What's also interesting is that Stiles was asked to resign shortly after the advent of this issue (over the publication of this issue and other differences between the editorial staff and the Methodist church). Knowing that, and knowing Stiles was to some extent a closeted gay man when he penned this editorial, I have to wonder how much it was being written as a piece he thought might cover their asses.
Not that it excuses what he wrote — but it does outline some of the political reasons behind the “duck and cover” gambit as it plays out over time … a way for the user to align himself (or herself) with the Powers That Be.

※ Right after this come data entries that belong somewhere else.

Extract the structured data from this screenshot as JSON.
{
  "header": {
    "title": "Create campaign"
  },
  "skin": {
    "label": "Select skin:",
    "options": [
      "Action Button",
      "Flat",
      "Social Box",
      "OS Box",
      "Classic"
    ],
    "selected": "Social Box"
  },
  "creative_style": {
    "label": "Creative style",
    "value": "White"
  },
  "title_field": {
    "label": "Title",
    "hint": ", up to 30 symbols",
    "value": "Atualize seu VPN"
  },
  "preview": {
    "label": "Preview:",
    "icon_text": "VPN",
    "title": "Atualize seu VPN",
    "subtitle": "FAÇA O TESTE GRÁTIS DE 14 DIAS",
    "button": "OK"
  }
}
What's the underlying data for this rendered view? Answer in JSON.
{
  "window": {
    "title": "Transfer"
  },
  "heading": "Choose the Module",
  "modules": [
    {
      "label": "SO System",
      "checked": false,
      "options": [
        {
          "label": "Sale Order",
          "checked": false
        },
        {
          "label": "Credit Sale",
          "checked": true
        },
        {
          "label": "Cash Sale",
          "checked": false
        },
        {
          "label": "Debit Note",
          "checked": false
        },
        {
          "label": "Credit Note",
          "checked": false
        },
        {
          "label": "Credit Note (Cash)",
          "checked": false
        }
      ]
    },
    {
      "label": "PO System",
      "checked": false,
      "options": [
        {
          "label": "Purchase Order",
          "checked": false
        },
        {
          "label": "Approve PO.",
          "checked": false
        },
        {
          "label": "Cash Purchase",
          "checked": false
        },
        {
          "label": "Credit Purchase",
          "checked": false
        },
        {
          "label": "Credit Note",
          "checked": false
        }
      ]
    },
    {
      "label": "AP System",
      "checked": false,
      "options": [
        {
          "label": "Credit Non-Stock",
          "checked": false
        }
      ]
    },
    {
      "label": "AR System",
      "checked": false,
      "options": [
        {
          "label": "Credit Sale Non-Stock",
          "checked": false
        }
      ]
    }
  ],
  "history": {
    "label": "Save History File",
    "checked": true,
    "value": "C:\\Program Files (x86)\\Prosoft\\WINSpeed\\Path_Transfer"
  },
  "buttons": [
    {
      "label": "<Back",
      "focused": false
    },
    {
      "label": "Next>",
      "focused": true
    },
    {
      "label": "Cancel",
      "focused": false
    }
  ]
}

Wow, interesting history behind Stiles' resignation. I like your idea that the “duck and cover” gambit might be a way to align the user with the Powers that Be.
Along those lines, I also notice that anti-feminists and non-feminists (are those two the same? maybe) often complete let gender traditionalists off the hook for, say, promoting harmful gender essentialism, especially regarding how all men are supposedly rapists and/or violent wildebeests.
Instead, they misattribute a quote that “all men are rapists” to feminists like Catherine MacKinnon and act like it's feminists, and all feminists, who are responsible for that stereotype.
I attribute the disproportionate focus on and blaming of feminism to a similar desire to remain aligned with the Powers That Be. Because, well, it's not feminists who are in charge and vastly powerful (and certainly not the few radical feminists who actually do think most men are sexual predators)- it's, for the most part, people who think about gender in only a very superficial “Men are from Mars, Women are from Venus” sort of way who hold power in various social arenas – most notably religious institutions and the political system.